A universal centred high-order method based on implicit Taylor series expansion with fast second order evolution of spatial derivatives

TL;DR

This paper introduces a universal high-order finite volume method for hyperbolic balance laws, utilizing implicit Taylor series expansion within an ADER framework, effective for stiff source terms and achieving high accuracy.

Contribution

It presents a novel centred high-order scheme based on implicit Taylor series expansion, enhancing stability and accuracy for hyperbolic balance laws with stiff source terms.

Findings

Achieves expected theoretical orders of accuracy up to fifth order.

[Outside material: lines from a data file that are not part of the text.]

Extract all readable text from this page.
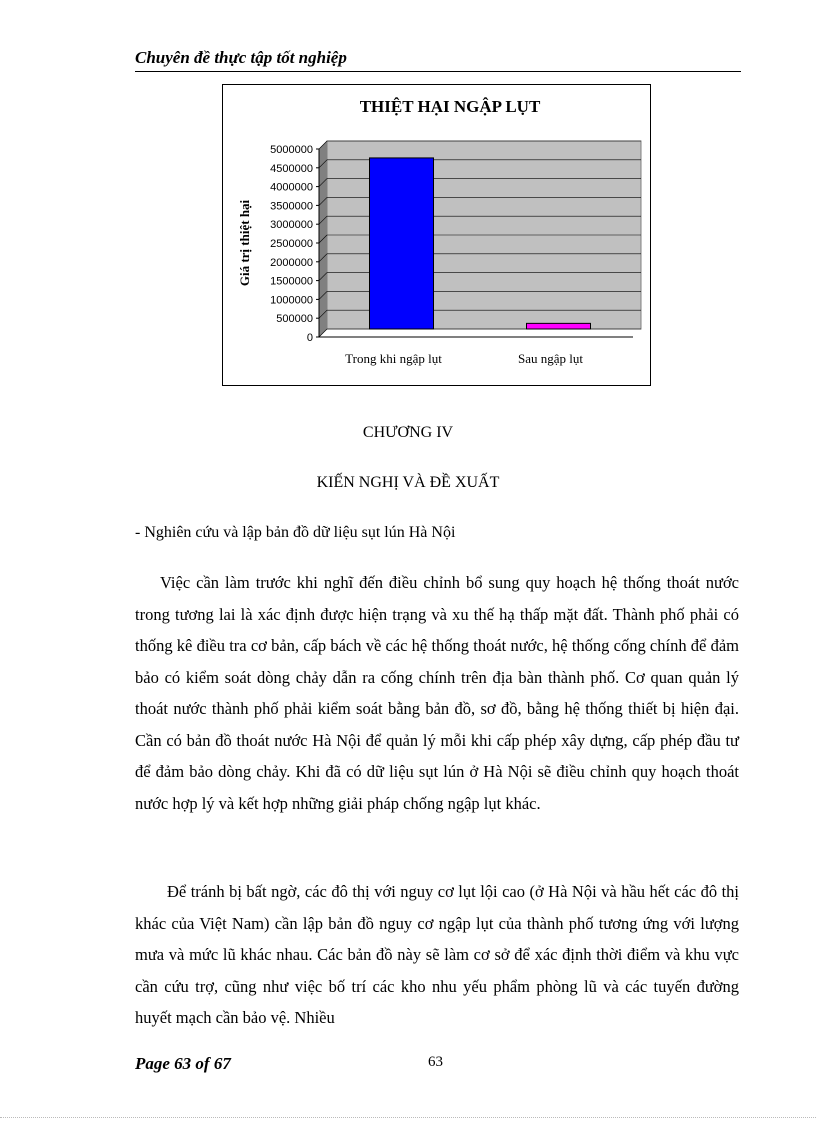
Chuyên đề thực tập tốt nghiệp
THIỆT HẠI NGẬP LỤT
5000000
4500000
4000000
3500000
3000000
2500000
2000000
1500000
1000000
500000
0
Trong khi ngập lụt	Sau ngập lụt
Giá trị thiệt hại
CHƯƠNG IV
KIẾN NGHỊ VÀ ĐỀ XUẤT
- Nghiên cứu và lập bản đồ dữ liệu sụt lún Hà Nội

Việc cần làm trước khi nghĩ đến điều chỉnh bổ sung quy hoạch hệ thống thoát nước trong tương lai là xác định được hiện trạng và xu thế hạ thấp mặt đất. Thành phố phải có thống kê điều tra cơ bản, cấp bách về các hệ thống thoát nước, hệ thống cống chính để đảm bảo có kiểm soát dòng chảy dẫn ra cống chính trên địa bàn thành phố. Cơ quan quản lý thoát nước thành phố phải kiểm soát bằng bản đồ, sơ đồ, bằng hệ thống thiết bị hiện đại. Cần có bản đồ thoát nước Hà Nội để quản lý mỗi khi cấp phép xây dựng, cấp phép đầu tư để đảm bảo dòng chảy. Khi đã có dữ liệu sụt lún ở Hà Nội sẽ điều chỉnh quy hoạch thoát nước hợp lý và kết hợp những giải pháp chống ngập lụt khác.

Để tránh bị bất ngờ, các đô thị với nguy cơ lụt lội cao (ở Hà Nội và hầu hết các đô thị khác của Việt Nam) cần lập bản đồ nguy cơ ngập lụt của thành phố tương ứng với lượng mưa và mức lũ khác nhau. Các bản đồ này sẽ làm cơ sở để xác định thời điểm và khu vực cần cứu trợ, cũng như việc bố trí các kho nhu yếu phẩm phòng lũ và các tuyến đường huyết mạch cần bảo vệ. Nhiều

Page 63 of 67	63
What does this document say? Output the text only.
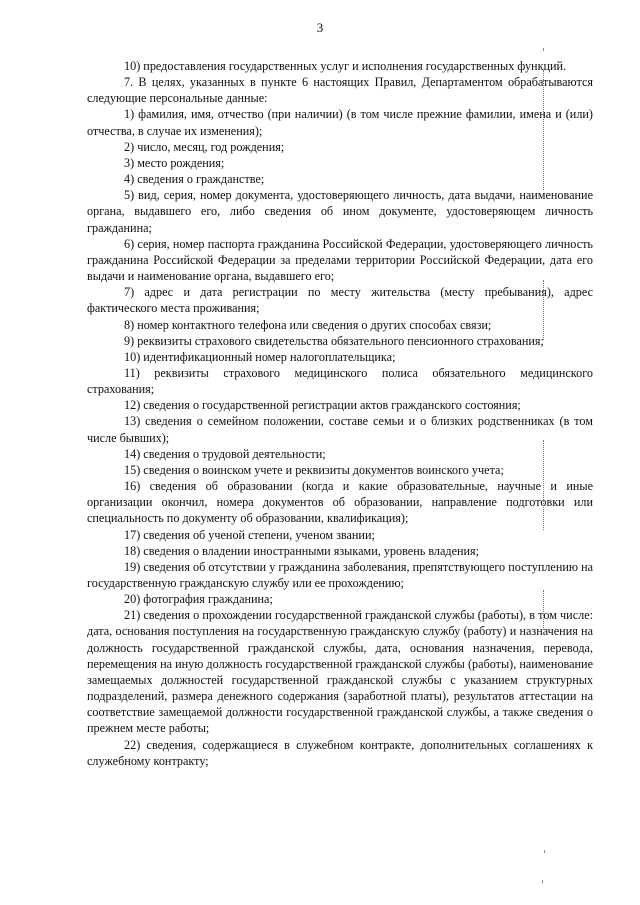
3

10) предоставления государственных услуг и исполнения государственных функций.

7. В целях, указанных в пункте 6 настоящих Правил, Департаментом обрабатываются следующие персональные данные:

1) фамилия, имя, отчество (при наличии) (в том числе прежние фамилии, имена и (или) отчества, в случае их изменения);

2) число, месяц, год рождения;

3) место рождения;

4) сведения о гражданстве;

5) вид, серия, номер документа, удостоверяющего личность, дата выдачи, наименование органа, выдавшего его, либо сведения об ином документе, удостоверяющем личность гражданина;

6) серия, номер паспорта гражданина Российской Федерации, удостоверяющего личность гражданина Российской Федерации за пределами территории Российской Федерации, дата его выдачи и наименование органа, выдавшего его;

7) адрес и дата регистрации по месту жительства (месту пребывания), адрес фактического места проживания;

8) номер контактного телефона или сведения о других способах связи;

9) реквизиты страхового свидетельства обязательного пенсионного страхования;

10) идентификационный номер налогоплательщика;

11) реквизиты страхового медицинского полиса обязательного медицинского страхования;

12) сведения о государственной регистрации актов гражданского состояния;

13) сведения о семейном положении, составе семьи и о близких родственниках (в том числе бывших);

14) сведения о трудовой деятельности;

15) сведения о воинском учете и реквизиты документов воинского учета;

16) сведения об образовании (когда и какие образовательные, научные и иные организации окончил, номера документов об образовании, направление подготовки или специальность по документу об образовании, квалификация);

17) сведения об ученой степени, ученом звании;

18) сведения о владении иностранными языками, уровень владения;

19) сведения об отсутствии у гражданина заболевания, препятствующего поступлению на государственную гражданскую службу или ее прохождению;

20) фотография гражданина;

21) сведения о прохождении государственной гражданской службы (работы), в том числе: дата, основания поступления на государственную гражданскую службу (работу) и назначения на должность государственной гражданской службы, дата, основания назначения, перевода, перемещения на иную должность государственной гражданской службы (работы), наименование замещаемых должностей государственной гражданской службы с указанием структурных подразделений, размера денежного содержания (заработной платы), результатов аттестации на соответствие замещаемой должности государственной гражданской службы, а также сведения о прежнем месте работы;

22) сведения, содержащиеся в служебном контракте, дополнительных соглашениях к служебному контракту;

Demonstrates stability for a range of CFL values through von Neumann analysis.

Efficiently solves both conservative and non-conservative hyperbolic systems.

Abstract

In this paper, a centred universal high-order finite volume method for solving hyperbolic balance laws is presented. The scheme belongs to the family of ADER methods where the Generalized Riemann Problems (GRP) is a building block. The solution to these problems is carried through an implicit Taylor series expansion, which allows the scheme to works very well for stiff source terms. A von Neumann stability analysis is carried out to investigate the range of CFL values for which stability and accuracy are balanced. The scheme implements a centred, low dissipation approach for dealing with the advective part of the system which profits from small CFL values. Numerical tests demonstrate that the present scheme can solve, efficiently, hyperbolic balance laws in both conservative and non-conservative form as well. An empirical convergence rate assessment shows that the expected theoretical orders of accuracy are achieved up to the fifth order.